Às vezes, íamos levar um som na praia quando ficava escuro. Ali nossas sessões acabavam virando apresentações em torno das fogueiras que o pessoal acendia e davam um toque hippie às férias de todos os presentes. Com tantos músicos antenados envolvidos, a gente se recusava a tocar músicas conhecidas. Fazíamos improvisações que, pelo menos para nós, eram de altíssimo nível. Para os que estavam ouvindo provavelmente também, porque apesar do silêncio, havia respeito e um astral mágico no ar. As musicas começavam com uma levada fácil até alguém se inspirar e levar o que estavamos fazendo para um lugar mais especial. Conforme o som ia evoluindo, voltávamos à frase inicial e ficávamos nela até que outro alçasse vôo para novas alturas. A coisa fluía com ritmos e texturas provindos da redondeza. O sentimento era para lá de fantástico.
Apesar do sucesso das sessões, começamos a sentir um clima estranho naquele lugar que de início tinha parecido um paraíso.
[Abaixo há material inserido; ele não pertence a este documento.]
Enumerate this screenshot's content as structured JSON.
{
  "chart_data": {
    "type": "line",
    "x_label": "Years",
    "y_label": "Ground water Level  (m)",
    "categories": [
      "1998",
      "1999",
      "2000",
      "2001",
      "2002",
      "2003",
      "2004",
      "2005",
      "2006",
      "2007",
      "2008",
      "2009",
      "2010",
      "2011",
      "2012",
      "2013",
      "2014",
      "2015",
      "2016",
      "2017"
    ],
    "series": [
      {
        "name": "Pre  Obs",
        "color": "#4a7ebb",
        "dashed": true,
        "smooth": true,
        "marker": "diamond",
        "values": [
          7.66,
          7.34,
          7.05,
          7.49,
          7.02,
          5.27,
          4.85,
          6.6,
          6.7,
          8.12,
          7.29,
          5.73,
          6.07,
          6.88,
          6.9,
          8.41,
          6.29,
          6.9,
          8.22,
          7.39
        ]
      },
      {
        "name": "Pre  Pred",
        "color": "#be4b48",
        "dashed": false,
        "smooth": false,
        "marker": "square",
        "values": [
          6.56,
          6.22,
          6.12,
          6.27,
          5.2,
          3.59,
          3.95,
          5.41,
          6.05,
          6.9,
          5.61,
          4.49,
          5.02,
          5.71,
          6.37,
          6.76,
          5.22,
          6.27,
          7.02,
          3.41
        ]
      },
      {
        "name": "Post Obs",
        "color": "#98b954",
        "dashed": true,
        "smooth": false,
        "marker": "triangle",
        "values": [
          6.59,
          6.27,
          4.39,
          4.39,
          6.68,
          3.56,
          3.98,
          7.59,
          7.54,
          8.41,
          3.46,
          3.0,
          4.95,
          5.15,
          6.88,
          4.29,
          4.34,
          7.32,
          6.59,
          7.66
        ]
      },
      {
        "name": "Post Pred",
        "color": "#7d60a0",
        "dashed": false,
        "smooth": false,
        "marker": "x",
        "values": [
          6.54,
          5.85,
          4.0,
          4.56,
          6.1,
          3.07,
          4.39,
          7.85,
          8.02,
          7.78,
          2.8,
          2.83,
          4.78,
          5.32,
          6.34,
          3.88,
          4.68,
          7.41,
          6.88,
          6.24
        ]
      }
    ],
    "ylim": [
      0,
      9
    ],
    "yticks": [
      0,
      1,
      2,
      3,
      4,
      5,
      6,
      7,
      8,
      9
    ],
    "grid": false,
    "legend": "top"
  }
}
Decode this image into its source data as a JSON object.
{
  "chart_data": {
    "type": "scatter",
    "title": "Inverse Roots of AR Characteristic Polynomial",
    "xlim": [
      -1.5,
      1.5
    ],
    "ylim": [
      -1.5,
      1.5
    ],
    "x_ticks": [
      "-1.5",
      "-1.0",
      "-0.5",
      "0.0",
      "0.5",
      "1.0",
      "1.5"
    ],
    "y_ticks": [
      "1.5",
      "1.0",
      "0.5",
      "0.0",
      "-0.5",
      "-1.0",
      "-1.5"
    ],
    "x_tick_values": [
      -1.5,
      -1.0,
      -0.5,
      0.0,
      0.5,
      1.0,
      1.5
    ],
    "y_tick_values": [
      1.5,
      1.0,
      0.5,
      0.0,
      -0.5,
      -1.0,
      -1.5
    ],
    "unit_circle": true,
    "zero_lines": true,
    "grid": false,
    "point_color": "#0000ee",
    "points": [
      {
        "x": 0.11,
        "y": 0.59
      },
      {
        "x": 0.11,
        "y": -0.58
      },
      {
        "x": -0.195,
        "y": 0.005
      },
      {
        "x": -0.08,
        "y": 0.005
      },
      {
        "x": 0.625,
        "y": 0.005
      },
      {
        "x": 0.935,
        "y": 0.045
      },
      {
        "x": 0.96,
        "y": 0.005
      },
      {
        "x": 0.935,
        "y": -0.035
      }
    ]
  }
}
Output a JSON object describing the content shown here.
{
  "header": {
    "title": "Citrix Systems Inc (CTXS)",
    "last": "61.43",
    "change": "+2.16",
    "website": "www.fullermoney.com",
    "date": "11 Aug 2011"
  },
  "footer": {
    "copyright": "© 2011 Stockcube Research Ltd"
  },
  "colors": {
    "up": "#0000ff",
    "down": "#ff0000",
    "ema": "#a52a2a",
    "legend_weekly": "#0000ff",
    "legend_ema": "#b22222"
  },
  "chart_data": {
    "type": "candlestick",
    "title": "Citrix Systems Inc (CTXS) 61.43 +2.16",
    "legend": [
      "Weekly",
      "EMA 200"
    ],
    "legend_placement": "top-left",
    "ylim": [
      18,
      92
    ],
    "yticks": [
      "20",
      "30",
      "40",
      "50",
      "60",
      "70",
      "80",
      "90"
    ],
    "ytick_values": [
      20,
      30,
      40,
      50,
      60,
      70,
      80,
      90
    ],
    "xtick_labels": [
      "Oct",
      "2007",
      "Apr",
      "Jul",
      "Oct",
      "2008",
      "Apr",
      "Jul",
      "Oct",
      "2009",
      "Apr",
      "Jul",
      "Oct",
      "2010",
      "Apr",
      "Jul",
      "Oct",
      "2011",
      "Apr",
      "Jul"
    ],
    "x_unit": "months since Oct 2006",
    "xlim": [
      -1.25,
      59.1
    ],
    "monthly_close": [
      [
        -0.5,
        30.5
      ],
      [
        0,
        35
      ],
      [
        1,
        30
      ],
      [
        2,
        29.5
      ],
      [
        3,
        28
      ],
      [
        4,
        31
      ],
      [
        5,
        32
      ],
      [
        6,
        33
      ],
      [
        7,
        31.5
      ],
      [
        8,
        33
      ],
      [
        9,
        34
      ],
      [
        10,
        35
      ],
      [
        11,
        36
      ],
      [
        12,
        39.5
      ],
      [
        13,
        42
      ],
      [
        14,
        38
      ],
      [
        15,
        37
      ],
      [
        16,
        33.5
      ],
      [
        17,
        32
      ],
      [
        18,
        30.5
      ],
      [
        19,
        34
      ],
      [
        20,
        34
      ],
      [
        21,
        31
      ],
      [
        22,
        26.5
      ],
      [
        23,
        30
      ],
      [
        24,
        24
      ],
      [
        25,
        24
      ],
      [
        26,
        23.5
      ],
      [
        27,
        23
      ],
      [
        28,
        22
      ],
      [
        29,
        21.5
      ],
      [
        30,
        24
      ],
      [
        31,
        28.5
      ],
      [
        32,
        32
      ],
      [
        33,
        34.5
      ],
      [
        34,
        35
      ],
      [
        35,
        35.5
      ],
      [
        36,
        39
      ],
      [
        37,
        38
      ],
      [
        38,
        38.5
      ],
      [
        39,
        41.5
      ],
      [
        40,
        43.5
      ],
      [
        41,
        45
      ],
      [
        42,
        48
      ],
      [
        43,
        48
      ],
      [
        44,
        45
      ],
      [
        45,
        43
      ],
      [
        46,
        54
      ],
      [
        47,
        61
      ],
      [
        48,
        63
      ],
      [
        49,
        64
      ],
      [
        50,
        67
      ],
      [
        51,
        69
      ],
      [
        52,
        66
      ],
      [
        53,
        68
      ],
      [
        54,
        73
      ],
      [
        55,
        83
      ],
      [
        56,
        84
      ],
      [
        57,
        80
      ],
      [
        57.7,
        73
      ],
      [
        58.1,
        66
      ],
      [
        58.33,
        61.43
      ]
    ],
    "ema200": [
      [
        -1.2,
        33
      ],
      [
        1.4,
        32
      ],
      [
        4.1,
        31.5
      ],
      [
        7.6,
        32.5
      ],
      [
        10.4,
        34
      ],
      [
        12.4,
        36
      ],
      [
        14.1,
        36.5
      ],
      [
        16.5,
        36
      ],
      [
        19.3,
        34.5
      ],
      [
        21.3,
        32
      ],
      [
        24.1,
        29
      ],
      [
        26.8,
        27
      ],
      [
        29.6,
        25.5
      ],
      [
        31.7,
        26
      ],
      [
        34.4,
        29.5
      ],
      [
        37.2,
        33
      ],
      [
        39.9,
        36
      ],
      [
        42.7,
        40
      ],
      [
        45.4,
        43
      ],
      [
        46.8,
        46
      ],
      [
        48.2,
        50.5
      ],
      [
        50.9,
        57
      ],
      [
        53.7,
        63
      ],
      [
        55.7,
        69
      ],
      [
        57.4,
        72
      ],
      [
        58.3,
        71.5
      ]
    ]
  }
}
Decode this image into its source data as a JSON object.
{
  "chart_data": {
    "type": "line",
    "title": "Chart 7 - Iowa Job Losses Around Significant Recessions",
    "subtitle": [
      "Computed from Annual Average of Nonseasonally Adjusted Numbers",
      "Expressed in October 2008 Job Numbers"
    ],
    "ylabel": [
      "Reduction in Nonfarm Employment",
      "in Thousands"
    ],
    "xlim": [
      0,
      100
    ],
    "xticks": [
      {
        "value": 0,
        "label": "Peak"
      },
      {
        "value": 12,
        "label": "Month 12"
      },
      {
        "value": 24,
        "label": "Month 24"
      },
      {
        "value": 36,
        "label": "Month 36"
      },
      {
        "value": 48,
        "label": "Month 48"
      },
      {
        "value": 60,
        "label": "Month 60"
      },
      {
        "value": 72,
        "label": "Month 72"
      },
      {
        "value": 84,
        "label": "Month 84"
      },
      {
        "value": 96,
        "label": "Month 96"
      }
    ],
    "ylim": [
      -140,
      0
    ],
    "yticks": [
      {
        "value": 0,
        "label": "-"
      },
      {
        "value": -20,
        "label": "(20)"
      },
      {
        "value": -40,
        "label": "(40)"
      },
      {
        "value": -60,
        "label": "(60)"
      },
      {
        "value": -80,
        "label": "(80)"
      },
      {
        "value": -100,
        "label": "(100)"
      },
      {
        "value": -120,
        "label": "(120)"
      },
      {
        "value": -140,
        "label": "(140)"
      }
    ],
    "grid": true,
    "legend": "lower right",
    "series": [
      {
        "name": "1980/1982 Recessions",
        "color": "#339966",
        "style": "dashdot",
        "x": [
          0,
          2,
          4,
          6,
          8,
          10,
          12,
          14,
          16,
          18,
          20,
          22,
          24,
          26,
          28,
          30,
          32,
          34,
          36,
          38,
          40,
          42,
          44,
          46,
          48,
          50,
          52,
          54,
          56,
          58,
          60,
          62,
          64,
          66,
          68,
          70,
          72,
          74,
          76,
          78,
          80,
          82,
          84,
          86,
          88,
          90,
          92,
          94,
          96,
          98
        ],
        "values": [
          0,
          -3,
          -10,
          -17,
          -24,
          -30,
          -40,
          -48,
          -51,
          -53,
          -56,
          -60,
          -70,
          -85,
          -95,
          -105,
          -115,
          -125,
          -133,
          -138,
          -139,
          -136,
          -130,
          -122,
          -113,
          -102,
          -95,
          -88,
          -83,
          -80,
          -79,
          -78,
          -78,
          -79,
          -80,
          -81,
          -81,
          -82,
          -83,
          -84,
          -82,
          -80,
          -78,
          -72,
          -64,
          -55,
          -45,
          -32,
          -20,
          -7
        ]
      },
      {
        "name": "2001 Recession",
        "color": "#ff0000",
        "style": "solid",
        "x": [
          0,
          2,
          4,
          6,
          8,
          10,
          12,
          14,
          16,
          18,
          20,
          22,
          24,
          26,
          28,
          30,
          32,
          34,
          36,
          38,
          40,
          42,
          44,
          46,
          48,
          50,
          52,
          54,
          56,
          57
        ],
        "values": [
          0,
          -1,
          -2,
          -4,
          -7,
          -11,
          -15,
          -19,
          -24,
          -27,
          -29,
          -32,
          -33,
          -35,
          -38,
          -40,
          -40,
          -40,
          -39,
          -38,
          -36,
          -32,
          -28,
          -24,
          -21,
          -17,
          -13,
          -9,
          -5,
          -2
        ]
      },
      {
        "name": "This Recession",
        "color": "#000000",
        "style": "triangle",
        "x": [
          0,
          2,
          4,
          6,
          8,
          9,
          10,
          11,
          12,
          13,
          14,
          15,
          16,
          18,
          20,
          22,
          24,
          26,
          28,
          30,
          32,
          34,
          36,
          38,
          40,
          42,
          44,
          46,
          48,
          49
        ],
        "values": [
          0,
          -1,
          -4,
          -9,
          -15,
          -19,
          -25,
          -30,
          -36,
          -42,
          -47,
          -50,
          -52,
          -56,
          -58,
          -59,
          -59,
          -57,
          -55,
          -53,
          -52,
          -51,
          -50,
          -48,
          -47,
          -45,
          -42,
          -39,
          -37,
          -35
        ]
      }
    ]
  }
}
Acabamos nos dando conta de que a Praia do Francês era, na verdade, um destino turístico mais de elite do que o sul da Bahia e que nós, os outros músicos e os gaúchos do acampamento, éramos minoria. Por conta disso, nos deparamos com muita cara virada por não estarmos viajando com um carro do ano e dormindo em pousadas boas. Não pensamos muito sobre o assunto, mas talvez de maneira inconsciente isso nos tenha levado a ficar ali menos tempo do que poderíamos.
Levantamos acampamento junto com os gaúchos. Na manhã que chegamos em Maceió, a primeira coisa que fizemos foi ir à cata de um caixa eletrônico. Achamos um alojado numa cabine de vidro futurista contrastante com a arquitetura colonial ao seu redor. Novamente com dinheiro no bolso, foi um alívio ir a um pé sujo à beira da praia para desfrutar de uma refeição decente. O que pedimos foi o prato básico da região – arroz com feijão, farinha de mandioca, peixe frito e uma cerveja gelada para completar. Por mais simples que fosse, a comida caiu como uma maravilha depois de uma semana e pouco vivendo de côco.